Brasilia (ANTARA News) - Sebelas prajurit Brasil yang tergabung dalam misi penjaga perdamaian PBB di Haiti tewas dalam gempa bumi besar di negara Karibia tersebut, kata militer Brasil dalam sebuah pernyataan, Rabu.

Pemimpin militer Jendral Carlos Barcellos mengatakan pada jumpa pers sebelumnya di ibukota Brasil, Brasilia, banyak prajurit Brasil juga hilang dan sejumlah besar warga sipil mengungsi ke pangkalan-pangkalan militer untuk mencari bantuan kemanusiaan.

Salah satu bangunan yang menjadi tempat pasukan Brasil "roboh total" dan prajurit mencari korban yang selamat, kata kementerian pertahanan dalam sebuah pernyataan.

Brasil memimpin pasukan penjaga perdamaian PBB yang ditempatkan di Haiti pada 2004 setelah pemberontakan kelompok-kelompok dan mantan prajurit memaksa presiden terpilih Jean-Bertrand Aristide pergi ke tempat pengasingan.

Ribuan orang diperkirakan tewas dalam gempa bumi paling kuat yang mengguncang Haiti dalam lebih dari 200 tahun itu, yang merobohkan istana presiden serta rumah-rumah perbukitan, dan membuat negara yang berpenduduk sembilan juta orang itu meminta bantuan internasional.

Gempa yang terjadi Selasa itu berkekuatan 7,0 skala Richter dan pusatnya hanya 16 kolometer dari Port-au-Prince, ibukota Haiti.

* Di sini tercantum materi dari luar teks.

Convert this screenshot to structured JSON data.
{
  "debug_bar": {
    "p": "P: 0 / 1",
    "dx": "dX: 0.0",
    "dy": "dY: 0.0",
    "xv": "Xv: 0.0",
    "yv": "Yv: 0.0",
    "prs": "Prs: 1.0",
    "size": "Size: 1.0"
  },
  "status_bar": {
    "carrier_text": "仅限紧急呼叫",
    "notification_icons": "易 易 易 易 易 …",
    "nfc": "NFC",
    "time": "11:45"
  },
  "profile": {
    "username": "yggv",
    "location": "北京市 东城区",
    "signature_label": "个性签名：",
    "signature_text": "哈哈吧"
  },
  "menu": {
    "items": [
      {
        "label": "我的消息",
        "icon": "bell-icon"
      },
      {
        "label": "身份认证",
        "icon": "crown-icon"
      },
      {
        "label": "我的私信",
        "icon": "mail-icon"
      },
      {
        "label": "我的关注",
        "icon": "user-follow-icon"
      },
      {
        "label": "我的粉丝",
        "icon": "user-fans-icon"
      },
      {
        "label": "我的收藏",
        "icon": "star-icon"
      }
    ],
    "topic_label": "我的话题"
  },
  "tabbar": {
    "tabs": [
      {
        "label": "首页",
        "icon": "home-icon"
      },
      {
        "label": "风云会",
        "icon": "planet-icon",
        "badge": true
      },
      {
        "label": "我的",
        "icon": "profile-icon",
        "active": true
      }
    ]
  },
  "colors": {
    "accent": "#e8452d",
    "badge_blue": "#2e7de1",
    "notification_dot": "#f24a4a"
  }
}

Sekitar empat juta orang tinggal di kota itu dan daerah sekitarnya, dan banyak penduduk tidur di luar rumah di tanah, jauh dari dinding-dinding bangunan yang melemah, sementara gempa-gempa susulan yang berkekuatan 5,9 mengguncang kota itu sepanjang Selasa malam hingga Rabu.

Barcellos mengatakan, saluran-saluran telefon putus dan transportasi jalan raya lumpuh karena tumpukan puing-puing, sehingga jumlah korban tewas Brasil dalam gempa itu masih belum bisa dipastikan. Sedikitnya satu warga sipil Brasil ditemukan tewas.

Perwira tinggi militer Jendral Enzo Peri berangkat menuju Haiti pada Rabu untuk menilai keadaan, kata Barcellos. Menteri Pertahanan Brasil Nelson Jobim juga akan pergi ke Haiti.

Brasil menempatkan 1.226 prajurit angkatan darat dan angkatan laut di Haiti sebagai bagian dari pasukan multinasional yang sejak tahun lalu mencakup 9.065 personel kepolisian dan militer dari negara-negara mulai dari Jamaika hingga Sri Lanka.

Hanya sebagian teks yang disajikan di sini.